If sequestration takes effect, the Federal Supplemental Educational Opportunity Grant would be hit with $38 million in cuts while $52 million would be cut from Federal Work-Study programs. The cuts would affect an estimated 104,000 students who benefit from the programs.

In his testimony, Duncan criticized the use of for-profit contractors in evaluating FAFSA processing, Pell Grant disbursement, loan originations, collections and other related tasks.

“The department’s ability to collect defaulted student debt and provide high-quality services to borrowers once they are out of school would likely be hampered by sequestration, due to possible cuts in contracts with private-sector entities,” Duncan said. “If we do not collect on loans, fewer funds will be repaid to the treasury and our deficit will increase. That is the opposite of what sequestration is supposed to achieve. It is another illustration of why sequestration is a bad policy.”

The Information for Financial Aid Professionals (IFAP) has released three statements with detailed information on how the sequester will impact student financial aid programs.

The Pell Grant will be unaffected by the sequester and origination loan fees for Direct Subsidized Loans and Direct Unsubsidized Loans will be increased by a minimal .05 percent. Direct PLUS Loans will see an increase from 4 percent to 4.2 percent.

“The department’s Federal Student Aid (FSA) office has begun developing the process necessary to implement the higher loan fees mandated by the sequester,” said David Bergeron, acting assistant secretary for postsecondary education and author of the statements.

The FSA will notify loan institutions with information on how their systems must be altered in order to comply with changes but in the meantime asks those institutions to “continue with their normal procedures.”

The Iraq-Afghanistan Service Grant Program, which provides funds to students whose parent or guardian died in the Armed Forces as a result of military service in Iraq or Afghanistan, may also be affected by the sequester, though the Department of Education is currently unsure of exactly how much will be reduced.

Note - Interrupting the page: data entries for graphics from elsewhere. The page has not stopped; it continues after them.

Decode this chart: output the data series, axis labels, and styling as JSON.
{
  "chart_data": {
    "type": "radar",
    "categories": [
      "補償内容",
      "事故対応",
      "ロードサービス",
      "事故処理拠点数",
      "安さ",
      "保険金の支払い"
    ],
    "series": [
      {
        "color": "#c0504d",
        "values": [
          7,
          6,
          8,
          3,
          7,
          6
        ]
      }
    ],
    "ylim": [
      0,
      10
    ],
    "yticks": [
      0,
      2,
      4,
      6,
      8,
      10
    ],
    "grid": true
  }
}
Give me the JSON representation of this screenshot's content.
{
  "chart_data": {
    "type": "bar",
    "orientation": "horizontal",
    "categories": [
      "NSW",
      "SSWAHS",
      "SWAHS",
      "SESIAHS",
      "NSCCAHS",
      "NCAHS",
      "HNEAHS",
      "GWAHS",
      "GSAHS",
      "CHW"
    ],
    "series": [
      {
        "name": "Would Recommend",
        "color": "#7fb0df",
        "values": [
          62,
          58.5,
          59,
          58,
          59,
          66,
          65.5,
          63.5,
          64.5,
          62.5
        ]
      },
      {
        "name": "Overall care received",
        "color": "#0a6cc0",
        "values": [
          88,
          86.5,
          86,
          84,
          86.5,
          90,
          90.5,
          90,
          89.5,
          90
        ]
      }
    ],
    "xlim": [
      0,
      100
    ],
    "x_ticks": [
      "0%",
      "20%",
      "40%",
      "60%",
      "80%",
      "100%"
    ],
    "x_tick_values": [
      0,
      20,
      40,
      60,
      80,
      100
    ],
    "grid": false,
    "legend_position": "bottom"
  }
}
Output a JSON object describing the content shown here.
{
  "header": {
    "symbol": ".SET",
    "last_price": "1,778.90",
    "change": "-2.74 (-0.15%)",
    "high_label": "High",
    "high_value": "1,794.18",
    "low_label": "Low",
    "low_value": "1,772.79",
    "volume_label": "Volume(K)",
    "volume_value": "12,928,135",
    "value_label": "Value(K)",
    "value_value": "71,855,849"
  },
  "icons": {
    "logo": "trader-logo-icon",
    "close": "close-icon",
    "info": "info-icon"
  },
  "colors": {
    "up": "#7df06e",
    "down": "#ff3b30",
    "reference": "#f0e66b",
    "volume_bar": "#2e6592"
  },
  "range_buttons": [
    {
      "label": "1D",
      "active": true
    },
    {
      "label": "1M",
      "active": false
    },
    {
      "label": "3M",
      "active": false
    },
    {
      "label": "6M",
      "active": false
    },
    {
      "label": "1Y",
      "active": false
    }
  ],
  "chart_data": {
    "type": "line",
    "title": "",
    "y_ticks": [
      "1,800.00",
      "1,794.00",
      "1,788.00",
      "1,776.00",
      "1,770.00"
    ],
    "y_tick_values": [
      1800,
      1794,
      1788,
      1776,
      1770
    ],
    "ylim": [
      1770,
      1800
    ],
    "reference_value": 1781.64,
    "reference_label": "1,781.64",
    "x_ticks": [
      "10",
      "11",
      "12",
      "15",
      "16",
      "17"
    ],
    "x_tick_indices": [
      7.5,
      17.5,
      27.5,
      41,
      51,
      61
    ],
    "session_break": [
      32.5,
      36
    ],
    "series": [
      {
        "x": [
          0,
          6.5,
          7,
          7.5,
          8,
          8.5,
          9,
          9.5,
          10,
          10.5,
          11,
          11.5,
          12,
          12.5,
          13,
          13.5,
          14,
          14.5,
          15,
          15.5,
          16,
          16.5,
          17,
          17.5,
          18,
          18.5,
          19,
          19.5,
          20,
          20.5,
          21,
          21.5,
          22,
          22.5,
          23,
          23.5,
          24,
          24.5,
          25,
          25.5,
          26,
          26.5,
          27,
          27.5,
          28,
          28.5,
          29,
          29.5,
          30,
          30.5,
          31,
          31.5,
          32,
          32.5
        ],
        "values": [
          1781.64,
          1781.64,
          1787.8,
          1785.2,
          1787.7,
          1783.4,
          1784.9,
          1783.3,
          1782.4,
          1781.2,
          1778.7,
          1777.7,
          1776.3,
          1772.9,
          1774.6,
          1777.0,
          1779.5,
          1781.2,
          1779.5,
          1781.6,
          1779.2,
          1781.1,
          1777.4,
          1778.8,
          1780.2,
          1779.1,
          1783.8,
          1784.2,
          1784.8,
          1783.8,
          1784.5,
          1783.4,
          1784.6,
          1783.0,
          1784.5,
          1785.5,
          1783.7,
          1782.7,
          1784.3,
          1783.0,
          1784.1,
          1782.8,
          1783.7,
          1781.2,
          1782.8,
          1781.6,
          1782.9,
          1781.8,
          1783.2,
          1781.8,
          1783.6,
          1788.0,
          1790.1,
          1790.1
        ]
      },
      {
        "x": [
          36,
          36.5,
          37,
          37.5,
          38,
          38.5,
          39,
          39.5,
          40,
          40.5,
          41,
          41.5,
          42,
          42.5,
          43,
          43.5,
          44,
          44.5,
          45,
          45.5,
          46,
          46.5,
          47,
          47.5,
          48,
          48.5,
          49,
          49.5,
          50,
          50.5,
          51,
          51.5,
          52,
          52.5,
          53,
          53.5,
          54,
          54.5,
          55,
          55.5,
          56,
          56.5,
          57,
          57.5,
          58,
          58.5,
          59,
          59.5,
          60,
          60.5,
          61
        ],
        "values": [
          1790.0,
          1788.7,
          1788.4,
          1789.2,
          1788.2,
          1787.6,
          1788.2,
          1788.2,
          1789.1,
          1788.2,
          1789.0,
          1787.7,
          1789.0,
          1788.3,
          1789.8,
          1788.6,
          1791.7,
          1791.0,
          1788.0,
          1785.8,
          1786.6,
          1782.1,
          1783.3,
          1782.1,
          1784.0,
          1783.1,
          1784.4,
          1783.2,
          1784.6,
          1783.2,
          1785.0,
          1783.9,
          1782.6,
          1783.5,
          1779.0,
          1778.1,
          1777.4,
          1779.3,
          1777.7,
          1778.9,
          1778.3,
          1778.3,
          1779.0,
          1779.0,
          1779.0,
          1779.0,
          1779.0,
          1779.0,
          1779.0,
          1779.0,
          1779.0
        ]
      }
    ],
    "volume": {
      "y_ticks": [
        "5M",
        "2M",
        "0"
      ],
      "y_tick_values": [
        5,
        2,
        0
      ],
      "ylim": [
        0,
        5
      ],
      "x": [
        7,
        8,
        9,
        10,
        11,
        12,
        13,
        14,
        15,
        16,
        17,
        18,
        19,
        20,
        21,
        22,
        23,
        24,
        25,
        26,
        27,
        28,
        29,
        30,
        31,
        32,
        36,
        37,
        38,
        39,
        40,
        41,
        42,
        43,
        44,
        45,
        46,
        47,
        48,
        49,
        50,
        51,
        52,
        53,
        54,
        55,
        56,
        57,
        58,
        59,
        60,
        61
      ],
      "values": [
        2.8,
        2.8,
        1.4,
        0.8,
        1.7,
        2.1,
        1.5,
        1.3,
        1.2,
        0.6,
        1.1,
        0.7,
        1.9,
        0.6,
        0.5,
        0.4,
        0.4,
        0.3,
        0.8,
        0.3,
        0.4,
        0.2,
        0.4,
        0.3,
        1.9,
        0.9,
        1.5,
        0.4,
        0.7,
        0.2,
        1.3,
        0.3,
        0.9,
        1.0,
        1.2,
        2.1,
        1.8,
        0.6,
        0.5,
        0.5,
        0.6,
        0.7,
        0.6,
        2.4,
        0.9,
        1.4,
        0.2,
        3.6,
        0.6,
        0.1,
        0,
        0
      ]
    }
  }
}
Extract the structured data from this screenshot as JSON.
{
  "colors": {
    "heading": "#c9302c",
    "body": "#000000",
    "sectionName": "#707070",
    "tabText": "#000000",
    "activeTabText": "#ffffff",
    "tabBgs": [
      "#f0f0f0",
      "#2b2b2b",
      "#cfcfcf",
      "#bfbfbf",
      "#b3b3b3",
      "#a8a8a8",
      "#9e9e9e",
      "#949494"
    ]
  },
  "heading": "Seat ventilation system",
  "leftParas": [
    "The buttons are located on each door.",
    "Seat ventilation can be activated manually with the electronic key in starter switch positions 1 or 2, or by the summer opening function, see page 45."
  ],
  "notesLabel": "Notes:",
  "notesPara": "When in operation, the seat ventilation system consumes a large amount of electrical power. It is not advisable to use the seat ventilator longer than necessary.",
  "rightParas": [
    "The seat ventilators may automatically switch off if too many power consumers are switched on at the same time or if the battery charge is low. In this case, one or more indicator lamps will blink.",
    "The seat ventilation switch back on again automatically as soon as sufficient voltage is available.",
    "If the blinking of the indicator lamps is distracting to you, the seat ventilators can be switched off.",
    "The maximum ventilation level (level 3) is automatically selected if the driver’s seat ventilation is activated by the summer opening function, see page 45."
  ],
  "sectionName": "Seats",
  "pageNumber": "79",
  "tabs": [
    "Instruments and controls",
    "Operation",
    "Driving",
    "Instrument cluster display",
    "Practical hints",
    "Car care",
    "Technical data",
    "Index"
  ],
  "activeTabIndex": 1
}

The Teacher Education Assistance for College and Higher Education Grant program, which serves students who intend to seek a career in teaching students from low-income families, is also made vulnerable due to sequestration. But again, the department was unable to make any amount estimates regarding cuts to the grant.

The sequester would also force the Department of Education to take several furlough days, which would further affect the processing and management of financial aid, Duncan said.

“The sequester also would likely require the department to furlough many of its own employees for multiple days. The full repercussions are unknown, but extended furloughs would significantly harm the department’s ability to prevent fraud, waste and abuse in the very large, complex student financial assistance programs,” Duncan said. “Furloughing employees also would hurt all the department’s other activities, including making grant awards on a timely basis.”

With its potential impact on the thousands of students who rely upon the services of federal financial aid and the Department of Education, the lasting effects of the sequester could ultimately lead to the country’s falling placement as a global competitor.

“The long-term impact of sequestration could be even more damaging,” Duncan said. “By reducing education funding now and in the coming years, it would jeopardize our nation’s ability to develop and support an educated, skilled workforce that can compete in the global economy.”